I had to generate an svf file of my verilog code and then flash it through UART.
The Second Step: Write a UART receiver code for FPGA and a python script with sampled values for transmission
This stage was pretty easy as I had a bit of experience with Verilog. But yes, I learnt about FSMs(Finite State Machines) to optimize the code flow. Once the code was ready, I could see LEDs blinking as values were sent through Python script. But yes, I had to optimize the baud rate and delay to get higher frequencies at the output. I used a R-2R ladder at the FPGA output to get analog signals. Here's the output:
The Third Step: Generating samples through GNU Radio
GNU Radio is a software development toolkit that provides signal processing blocks to implement software-defined radios and signal processing systems. I spent sometime navigating though the available blocks and then made the first flowgraph. GNU Radio allows adding custom python blocks so I just had to write a similar python code for tranmission. The only difference was the generation of the signal (comparing it with the previous stage). This was the flowgraph:
I have used a Hilbert Transform block as I had to generate I/Q signals so required a 90 degree phase shift. I also tried transmitting a audio file. The flowgraph is mostly the same, just the generation is through a .wav file. I converted an .mp3 to .wav using ffmpeg, quite simple.
I observed the outputs on a DSO as well as by connecting speakers at the DAC output.
The Fourth Step: Receiving it through RTL-SDR and observing it on GNU Radio
Transmission was all fine but reception, not at all!
The Noise Begins
I spent days wondering why the output audio sounded like TV static from the 90s. Was it baud rate mismatch? Was UART too slow? Was I sending the samples wrong? Or maybe the issue was in the receive path - wrong center frequency, wrong gain, bad filtering?
Spoiler: it was all of the above.
It turned out that when I sent a single tone - say, a 1 kHz sine wave, everything worked fine.

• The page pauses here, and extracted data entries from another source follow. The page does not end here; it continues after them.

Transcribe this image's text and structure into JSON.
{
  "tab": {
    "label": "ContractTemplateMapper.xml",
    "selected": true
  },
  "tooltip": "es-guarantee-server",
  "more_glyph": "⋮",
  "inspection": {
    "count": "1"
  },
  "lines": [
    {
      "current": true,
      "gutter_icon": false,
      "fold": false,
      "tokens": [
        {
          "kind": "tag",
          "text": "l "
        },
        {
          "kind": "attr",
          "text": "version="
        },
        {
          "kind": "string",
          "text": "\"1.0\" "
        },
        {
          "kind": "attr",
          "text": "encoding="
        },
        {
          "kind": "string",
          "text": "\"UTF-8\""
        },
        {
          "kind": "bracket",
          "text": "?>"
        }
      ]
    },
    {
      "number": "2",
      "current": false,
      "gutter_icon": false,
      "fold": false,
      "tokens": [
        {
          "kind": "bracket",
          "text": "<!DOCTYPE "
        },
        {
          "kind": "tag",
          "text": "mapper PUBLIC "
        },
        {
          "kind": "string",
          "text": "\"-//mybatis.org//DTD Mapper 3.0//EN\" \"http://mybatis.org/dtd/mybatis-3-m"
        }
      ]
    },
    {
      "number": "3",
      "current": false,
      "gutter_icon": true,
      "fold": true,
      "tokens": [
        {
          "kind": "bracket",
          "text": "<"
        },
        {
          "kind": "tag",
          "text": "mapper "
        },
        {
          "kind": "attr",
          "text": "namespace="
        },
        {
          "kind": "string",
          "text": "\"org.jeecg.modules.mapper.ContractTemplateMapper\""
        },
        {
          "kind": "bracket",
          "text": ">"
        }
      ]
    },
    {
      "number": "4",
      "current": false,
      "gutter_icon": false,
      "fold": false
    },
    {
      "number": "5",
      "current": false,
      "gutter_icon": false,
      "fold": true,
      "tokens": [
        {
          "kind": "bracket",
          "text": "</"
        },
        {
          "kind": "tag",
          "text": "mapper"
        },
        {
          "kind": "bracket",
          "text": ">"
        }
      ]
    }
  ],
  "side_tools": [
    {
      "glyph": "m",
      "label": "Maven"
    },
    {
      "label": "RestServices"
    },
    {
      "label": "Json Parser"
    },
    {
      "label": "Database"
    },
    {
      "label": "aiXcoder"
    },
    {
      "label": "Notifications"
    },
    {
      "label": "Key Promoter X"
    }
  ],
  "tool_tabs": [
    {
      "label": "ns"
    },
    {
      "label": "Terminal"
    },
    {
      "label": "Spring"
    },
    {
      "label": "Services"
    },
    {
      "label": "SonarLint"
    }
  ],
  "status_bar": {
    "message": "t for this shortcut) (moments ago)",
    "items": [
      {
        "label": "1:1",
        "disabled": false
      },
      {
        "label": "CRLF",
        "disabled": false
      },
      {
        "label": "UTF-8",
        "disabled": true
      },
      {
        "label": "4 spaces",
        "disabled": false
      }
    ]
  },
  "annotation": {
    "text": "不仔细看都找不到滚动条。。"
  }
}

I could hear it on the output after demodulation. But real music (which is a mix of thousands of frequencies) completely broke the system.
# The Real Troubleshooting
So I began debugging everything:
UART bitrate: I set it to 88200 baud to match my 44.1 kHz audio, since each sample had 2 bytes (I and Q interleaved).

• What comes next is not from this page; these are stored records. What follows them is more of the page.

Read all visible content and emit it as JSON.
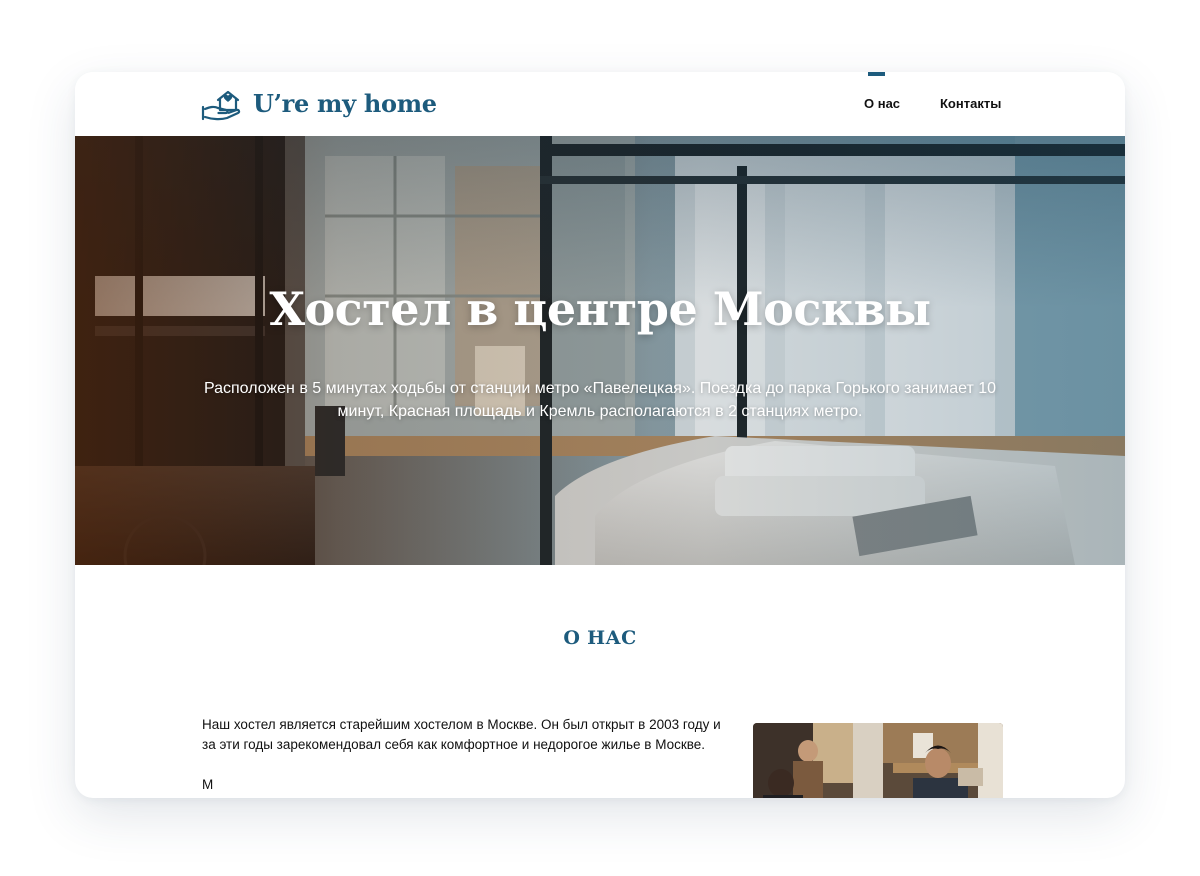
{
  "header": {
    "logo_text": "U’re my home",
    "nav": [
      {
        "label": "О нас",
        "active": true
      },
      {
        "label": "Контакты",
        "active": false
      }
    ]
  },
  "hero": {
    "title": "Хостел в центре Москвы",
    "subtitle": "Расположен в 5 минутах ходьбы от станции метро «Павелецкая». Поездка до парка Горького занимает 10 минут, Красная площадь и Кремль располагаются в 2 станциях метро."
  },
  "about": {
    "title": "О НАС",
    "paragraphs": [
      "Наш хостел является старейшим хостелом в Москве. Он был открыт в 2003 году и за эти годы зарекомендовал себя как комфортное и недорогое жилье в Москве.",
      "М"
    ]
  },
  "colors": {
    "brand": "#1d5b7d",
    "text": "#111111"
  },
  "icons": {
    "logo": "hand-holding-house-heart-icon"
  }
}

Filtering: I added band-pass filters on both ends, before modulation and after demodulation, to keep only the relevant audio band.
Gain: I kept fiddling with RF, IF, and baseband gain on the RTL-SDR until it stopped clipping.

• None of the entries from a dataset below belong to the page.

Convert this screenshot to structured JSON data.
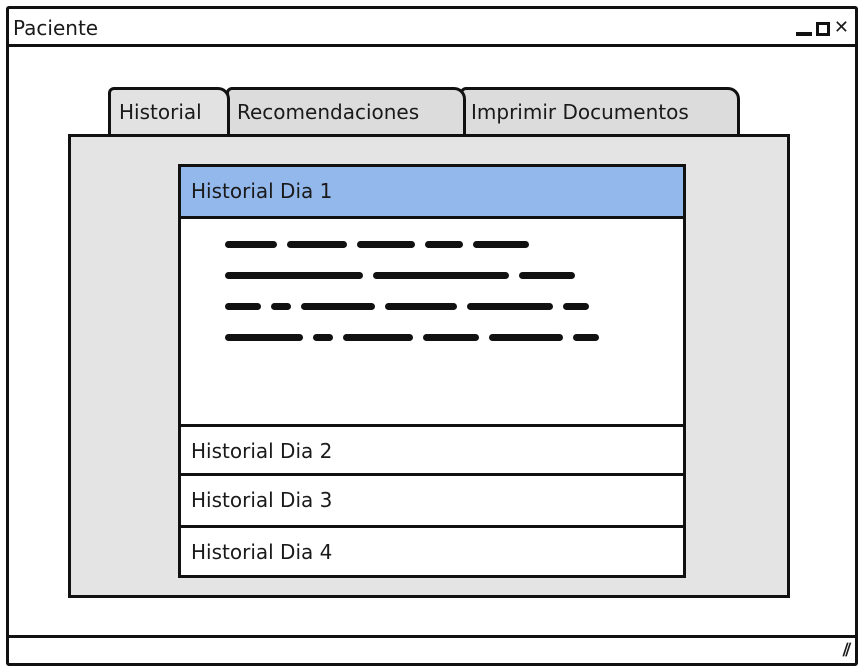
{
  "window": {
    "title": "Paciente",
    "controls": {
      "minimize": "minimize-icon",
      "maximize": "maximize-icon",
      "close": "close-icon"
    }
  },
  "tabs": [
    {
      "label": "Historial"
    },
    {
      "label": "Recomendaciones"
    },
    {
      "label": "Imprimir Documentos"
    }
  ],
  "accordion": {
    "items": [
      {
        "label": "Historial Dia 1"
      },
      {
        "label": "Historial Dia 2"
      },
      {
        "label": "Historial Dia 3"
      },
      {
        "label": "Historial Dia 4"
      }
    ]
  },
  "colors": {
    "active_header": "#93b8ec",
    "panel": "#e4e4e4",
    "tab": "#dcdcdc"
  }
}
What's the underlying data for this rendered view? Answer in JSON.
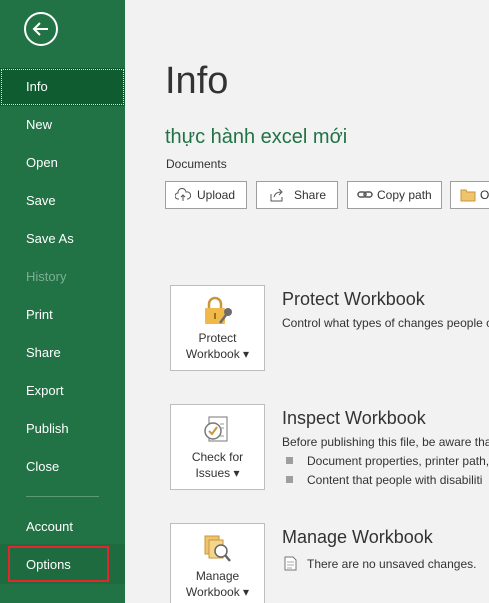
{
  "sidebar": {
    "items": [
      {
        "label": "Info"
      },
      {
        "label": "New"
      },
      {
        "label": "Open"
      },
      {
        "label": "Save"
      },
      {
        "label": "Save As"
      },
      {
        "label": "History"
      },
      {
        "label": "Print"
      },
      {
        "label": "Share"
      },
      {
        "label": "Export"
      },
      {
        "label": "Publish"
      },
      {
        "label": "Close"
      },
      {
        "label": "Account"
      },
      {
        "label": "Options"
      }
    ]
  },
  "main": {
    "title": "Info",
    "file_name": "thực hành excel mới",
    "location": "Documents",
    "buttons": {
      "upload": "Upload",
      "share": "Share",
      "copy_path": "Copy path",
      "open_location": "O"
    },
    "protect": {
      "button": "Protect\nWorkbook",
      "btn_line1": "Protect",
      "btn_line2": "Workbook ▾",
      "title": "Protect Workbook",
      "desc": "Control what types of changes people c"
    },
    "inspect": {
      "btn_line1": "Check for",
      "btn_line2": "Issues ▾",
      "title": "Inspect Workbook",
      "desc": "Before publishing this file, be aware tha",
      "bullets": [
        "Document properties, printer path,",
        "Content that people with disabiliti"
      ]
    },
    "manage": {
      "btn_line1": "Manage",
      "btn_line2": "Workbook ▾",
      "title": "Manage Workbook",
      "desc": "There are no unsaved changes."
    }
  },
  "colors": {
    "accent": "#217346",
    "selected": "#0e5c2f",
    "highlight": "#e0282c"
  }
}
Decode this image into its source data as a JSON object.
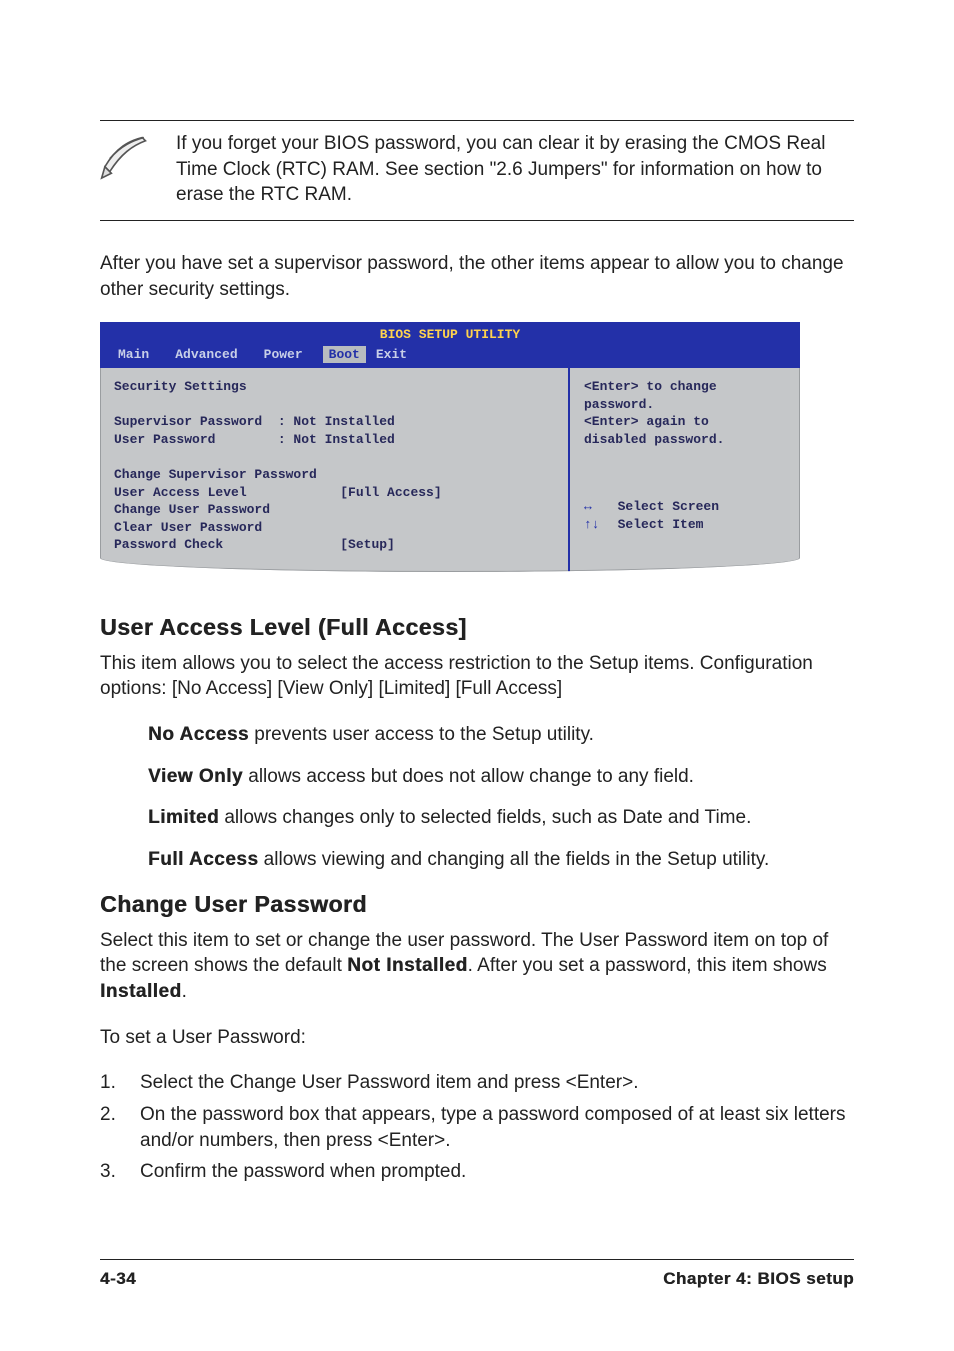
{
  "note": {
    "text": "If you forget your BIOS password, you can clear it by erasing the CMOS Real Time Clock (RTC) RAM. See section \"2.6  Jumpers\" for information on how to erase the RTC RAM."
  },
  "intro_para": "After you have set a supervisor password, the other items appear to allow you to change other security settings.",
  "bios": {
    "title": "BIOS SETUP UTILITY",
    "tabs": [
      "Main",
      "Advanced",
      "Power",
      "Boot",
      "Exit"
    ],
    "selected_tab": "Boot",
    "left_raw": "Security Settings\n\nSupervisor Password  : Not Installed\nUser Password        : Not Installed\n\nChange Supervisor Password\nUser Access Level            [Full Access]\nChange User Password\nClear User Password\nPassword Check               [Setup]",
    "help1": "<Enter> to change",
    "help2": "password.",
    "help3": "<Enter> again to",
    "help4": "disabled password.",
    "nav1_sym": "↔",
    "nav1_lbl": "Select Screen",
    "nav2_sym": "↑↓",
    "nav2_lbl": "Select Item"
  },
  "section1": {
    "heading": "User Access Level (Full Access]",
    "desc": "This item allows you to select the access restriction to the Setup items. Configuration options: [No Access] [View Only] [Limited] [Full Access]",
    "defs": [
      {
        "term": "No Access",
        "rest": " prevents user access to the Setup utility."
      },
      {
        "term": "View Only",
        "rest": " allows access but does not allow change to any field."
      },
      {
        "term": "Limited",
        "rest": " allows changes only to selected fields, such as Date and Time."
      },
      {
        "term": "Full Access",
        "rest": " allows viewing and changing all the fields in the Setup utility."
      }
    ]
  },
  "section2": {
    "heading": "Change User Password",
    "p1a": "Select this item to set or change the user password. The User Password item on top of the screen shows the default ",
    "p1b": "Not Installed",
    "p1c": ". After you set a password, this item shows ",
    "p1d": "Installed",
    "p1e": ".",
    "p2": "To set a User Password:",
    "steps": [
      "Select the Change User Password item and press <Enter>.",
      "On the password box that appears, type a password composed of at least six letters and/or numbers, then press <Enter>.",
      "Confirm the password when prompted."
    ]
  },
  "footer": {
    "left": "4-34",
    "right": "Chapter 4: BIOS setup"
  }
}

Resampling: The most annoying part. I had to match the GNU Radio and FPGA timings so that I don’t flood the UART or underflow it. It took a LOT of tweaking.
A Few Wins
There were moments where things just clicked. Hearing that first tone come back kind of audible felt great.
# Final Thoughts
I started off thinking this was going to be a small summer project. It ended up being a full deep dive into DSP, SDRs, FPGAs, UART bottlenecks and just general signal chaos. There’s still a long way to go - cleaner audio, real-time streaming, stereo support maybe - but I’m happy of what I managed to get working.
I owe a deep gratitude to Prof. Siddharth Tallur who gave me an opportunity to work on this project which helped me gain fruitful knowledge in digital signal processing and Verilog HDL.